Congratulations Roki on your first Major League win! pic.twitter.com/dPenpDcopU
— Los Angeles Dodgers (@Dodgers) May 4, 2025
It still is an outlier the Dodgers know they’ll eventually have to address. His fastball doesn’t have unique carry through the zone or a special spin profile. While he generates good extension with his delivery, it isn’t a pitch that has the type of characteristics to generate swings and misses in its current form.
“It’s not a shape that’s going to generate a lot of swing and miss,” pitching coach Mark Prior. “On anybody. We know that. But he’s trying to effectively get outs as best he can.”
Sasaki has historically overcome that shape by pure velocity, laying out a “homework assignment” to prospective clubs this winter in hopes of getting that back on a consistent basis. But that triple-digits fastball he hoped to reclaim has averaged 96.4 mph this season. Saturday, it was 94.8 mph. That’s largely by design. When he reared back for 101 mph in his first major league inning, he sprayed fastballs across the Tokyo Dome. It wasn’t sustainable.
“Roki, everybody knows he throws 100,” Prior said. “He’s not throwing 100 with us. That’s something that I think he was trying to train and get to to it, which we tried to help as much as we could. But he also felt like it affected his command tremendously in those first couple outings.”
So the Dodgers have encouraged Sasaki to settle into a velocity range where he could command the fastball. It’s created a baseline for him to even start to settle into starts and see what works. That has also put an onus on his unique splitter to be enough of an outlier to survive, and for his slider to be an effective weapon from day one in the major leagues.
All that in an effort to protect a fastball that remains as much a work in progress as Sasaki is at just 23 years old. Opposing hitters entered the night hitting .236 and slugging .400 against the fastball, more than enough to make do. The expected numbers painted a less rosy picture. Pittsburgh’s Oneil Cruz jumped on a fastball to lead off Sasaki’s last start with a home run. Saturday, he left a 93 mph fastball over the middle of the plate to Ozzie Albies. The Braves second baseman clobbered it into the seats.
It’s still good enough right now, especially on nights where he can land at least the fastball and the splitter for strikes. But it also has shrunk the margin for error for Sasaki as he’s already in the midst of his transition to the United States.

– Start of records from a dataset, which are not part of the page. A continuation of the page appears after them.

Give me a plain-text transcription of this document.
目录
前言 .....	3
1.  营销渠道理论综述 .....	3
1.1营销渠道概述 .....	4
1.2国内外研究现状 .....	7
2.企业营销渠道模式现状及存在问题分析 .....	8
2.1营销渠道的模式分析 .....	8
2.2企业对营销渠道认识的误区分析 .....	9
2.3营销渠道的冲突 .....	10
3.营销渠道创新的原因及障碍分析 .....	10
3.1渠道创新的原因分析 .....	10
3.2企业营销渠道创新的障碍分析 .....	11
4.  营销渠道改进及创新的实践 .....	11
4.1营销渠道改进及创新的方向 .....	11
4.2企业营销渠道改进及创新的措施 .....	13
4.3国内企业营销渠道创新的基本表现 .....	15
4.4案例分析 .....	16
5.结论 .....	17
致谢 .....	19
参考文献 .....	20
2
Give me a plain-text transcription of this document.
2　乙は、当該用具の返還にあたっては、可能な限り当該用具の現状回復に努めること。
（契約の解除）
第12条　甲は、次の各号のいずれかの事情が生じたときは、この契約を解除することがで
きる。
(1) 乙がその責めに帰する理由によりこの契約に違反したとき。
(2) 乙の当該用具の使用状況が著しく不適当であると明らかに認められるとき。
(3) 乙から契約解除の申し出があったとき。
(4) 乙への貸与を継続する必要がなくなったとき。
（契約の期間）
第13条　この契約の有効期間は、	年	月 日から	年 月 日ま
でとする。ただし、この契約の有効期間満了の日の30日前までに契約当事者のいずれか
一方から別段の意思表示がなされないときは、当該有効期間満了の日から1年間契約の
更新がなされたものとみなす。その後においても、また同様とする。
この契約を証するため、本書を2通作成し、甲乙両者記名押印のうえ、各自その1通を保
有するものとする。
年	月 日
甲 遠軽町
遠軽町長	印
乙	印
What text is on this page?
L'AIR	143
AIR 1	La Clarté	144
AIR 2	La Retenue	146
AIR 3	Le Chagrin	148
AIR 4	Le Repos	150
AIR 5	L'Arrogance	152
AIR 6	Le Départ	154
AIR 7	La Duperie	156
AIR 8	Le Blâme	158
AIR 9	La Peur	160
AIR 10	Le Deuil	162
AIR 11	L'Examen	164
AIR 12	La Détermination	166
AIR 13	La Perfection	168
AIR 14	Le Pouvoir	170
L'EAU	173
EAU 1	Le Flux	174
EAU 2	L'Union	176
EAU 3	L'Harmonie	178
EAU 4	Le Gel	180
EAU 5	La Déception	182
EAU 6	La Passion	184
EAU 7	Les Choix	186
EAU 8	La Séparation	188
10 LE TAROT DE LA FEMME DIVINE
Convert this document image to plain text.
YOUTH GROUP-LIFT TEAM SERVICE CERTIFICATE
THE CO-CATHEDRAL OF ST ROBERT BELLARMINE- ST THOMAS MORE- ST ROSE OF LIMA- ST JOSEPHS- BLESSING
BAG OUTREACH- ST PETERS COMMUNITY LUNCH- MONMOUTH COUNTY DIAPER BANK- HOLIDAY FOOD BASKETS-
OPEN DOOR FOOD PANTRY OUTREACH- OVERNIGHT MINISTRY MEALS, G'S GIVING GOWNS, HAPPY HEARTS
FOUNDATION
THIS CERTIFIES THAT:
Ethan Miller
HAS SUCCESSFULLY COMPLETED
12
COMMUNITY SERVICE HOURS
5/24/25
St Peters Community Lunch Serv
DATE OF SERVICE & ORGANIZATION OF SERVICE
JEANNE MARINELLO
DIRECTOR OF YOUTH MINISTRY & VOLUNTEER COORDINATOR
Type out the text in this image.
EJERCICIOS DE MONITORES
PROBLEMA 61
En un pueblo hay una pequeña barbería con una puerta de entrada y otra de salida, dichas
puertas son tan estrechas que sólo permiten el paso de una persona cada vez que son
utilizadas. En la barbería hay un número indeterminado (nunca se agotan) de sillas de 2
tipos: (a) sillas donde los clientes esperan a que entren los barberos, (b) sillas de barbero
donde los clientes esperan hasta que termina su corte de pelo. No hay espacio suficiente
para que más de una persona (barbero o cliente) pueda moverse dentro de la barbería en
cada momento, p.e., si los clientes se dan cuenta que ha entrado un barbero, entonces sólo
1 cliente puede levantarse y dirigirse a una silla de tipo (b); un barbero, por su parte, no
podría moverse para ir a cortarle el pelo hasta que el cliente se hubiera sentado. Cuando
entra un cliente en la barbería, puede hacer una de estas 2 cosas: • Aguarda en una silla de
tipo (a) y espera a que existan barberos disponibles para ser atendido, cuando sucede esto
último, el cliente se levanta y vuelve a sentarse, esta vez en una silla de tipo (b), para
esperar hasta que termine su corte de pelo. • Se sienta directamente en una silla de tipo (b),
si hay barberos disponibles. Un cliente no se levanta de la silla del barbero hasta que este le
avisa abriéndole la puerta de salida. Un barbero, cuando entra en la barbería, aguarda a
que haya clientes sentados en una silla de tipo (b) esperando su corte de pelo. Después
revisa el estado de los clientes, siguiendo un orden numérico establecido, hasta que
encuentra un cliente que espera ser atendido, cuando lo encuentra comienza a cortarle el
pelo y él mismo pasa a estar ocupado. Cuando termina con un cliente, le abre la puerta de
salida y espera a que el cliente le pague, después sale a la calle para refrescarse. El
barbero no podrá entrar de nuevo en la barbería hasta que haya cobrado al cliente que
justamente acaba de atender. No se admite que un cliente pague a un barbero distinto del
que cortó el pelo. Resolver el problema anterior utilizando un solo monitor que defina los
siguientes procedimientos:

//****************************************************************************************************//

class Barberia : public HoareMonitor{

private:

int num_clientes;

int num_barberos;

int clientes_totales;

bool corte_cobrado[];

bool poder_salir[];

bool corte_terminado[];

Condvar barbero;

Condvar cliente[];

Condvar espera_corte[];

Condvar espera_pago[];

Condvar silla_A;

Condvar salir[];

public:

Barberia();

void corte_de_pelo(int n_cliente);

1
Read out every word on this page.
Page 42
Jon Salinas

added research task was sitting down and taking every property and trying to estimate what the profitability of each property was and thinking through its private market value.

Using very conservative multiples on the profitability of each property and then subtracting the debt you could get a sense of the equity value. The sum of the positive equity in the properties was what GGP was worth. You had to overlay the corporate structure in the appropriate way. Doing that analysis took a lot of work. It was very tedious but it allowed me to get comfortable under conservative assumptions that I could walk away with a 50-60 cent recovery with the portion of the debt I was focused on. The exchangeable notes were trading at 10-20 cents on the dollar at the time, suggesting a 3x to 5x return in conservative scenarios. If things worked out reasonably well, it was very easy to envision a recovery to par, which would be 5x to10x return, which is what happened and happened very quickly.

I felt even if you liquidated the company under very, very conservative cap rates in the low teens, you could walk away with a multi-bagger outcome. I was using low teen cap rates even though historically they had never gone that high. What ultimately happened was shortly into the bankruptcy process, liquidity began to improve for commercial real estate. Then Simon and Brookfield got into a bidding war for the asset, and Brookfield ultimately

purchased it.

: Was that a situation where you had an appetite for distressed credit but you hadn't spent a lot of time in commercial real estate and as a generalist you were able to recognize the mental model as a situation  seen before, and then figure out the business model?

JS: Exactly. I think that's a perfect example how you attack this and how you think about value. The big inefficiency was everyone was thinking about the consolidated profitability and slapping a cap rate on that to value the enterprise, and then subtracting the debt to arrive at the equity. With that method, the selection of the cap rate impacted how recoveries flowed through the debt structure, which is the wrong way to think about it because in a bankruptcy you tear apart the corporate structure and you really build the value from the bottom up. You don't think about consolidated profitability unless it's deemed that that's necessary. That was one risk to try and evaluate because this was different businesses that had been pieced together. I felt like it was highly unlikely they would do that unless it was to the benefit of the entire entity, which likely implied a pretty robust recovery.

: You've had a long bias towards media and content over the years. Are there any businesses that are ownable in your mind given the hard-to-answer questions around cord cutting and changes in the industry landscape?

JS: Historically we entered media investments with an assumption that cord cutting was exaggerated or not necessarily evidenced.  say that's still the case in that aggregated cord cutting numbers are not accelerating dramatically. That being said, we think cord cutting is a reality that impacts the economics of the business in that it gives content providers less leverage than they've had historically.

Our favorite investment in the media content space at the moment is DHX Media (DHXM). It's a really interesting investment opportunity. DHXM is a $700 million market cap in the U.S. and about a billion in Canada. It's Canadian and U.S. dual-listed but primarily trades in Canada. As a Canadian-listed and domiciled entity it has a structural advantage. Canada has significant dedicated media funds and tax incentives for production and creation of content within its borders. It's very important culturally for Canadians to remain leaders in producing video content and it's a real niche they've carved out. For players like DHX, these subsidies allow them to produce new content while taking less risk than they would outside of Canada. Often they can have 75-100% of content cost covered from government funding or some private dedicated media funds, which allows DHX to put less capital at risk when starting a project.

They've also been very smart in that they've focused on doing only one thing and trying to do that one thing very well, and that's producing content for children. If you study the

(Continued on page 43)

Outside of a climb back in velocity – one that doesn’t erode his control – an uptick in command or introducing another weapon to keep hitters off the fastball, there isn’t a clear-cut solution right now. At least in the major leagues.
“Right now, we’re kind of in bed with where we’re at,” Prior said. “Those are things that you would do in more of a minor league setting to where you can take some of those growing pains that might come with it. I don’t think we’re in a position of – we know we’re probably going through some growing pains as it is, but probably don’t want to voluntarily add to that. This whole year is going to be a learning curve for all of us. As it always is.”
Saturday, that meant taking in the positives of Sasaki’s first big league win, and the ensuing onslaught of beer, and other liquids thrown on him to celebrate afterwards.
“A lot of my teammates said congratulations,” Sasaki said of the aftermath, “and a lot was thrown on me.”
Dodgers manager Dave Roberts said he left Sasaki in the game through the fifth inning specifically to get the rookie his first official win.
“He’s starting to be that guy that we can count on and be dependable,” Roberts said. So he rewarded him.
It’s a move Roberts himself admitted he doesn’t deploy often. But the Dodgers have invested in Sasaki understanding the development process that it will require at the major league level. Finding a suitable fastball shape or velocity is the most notable task ahead.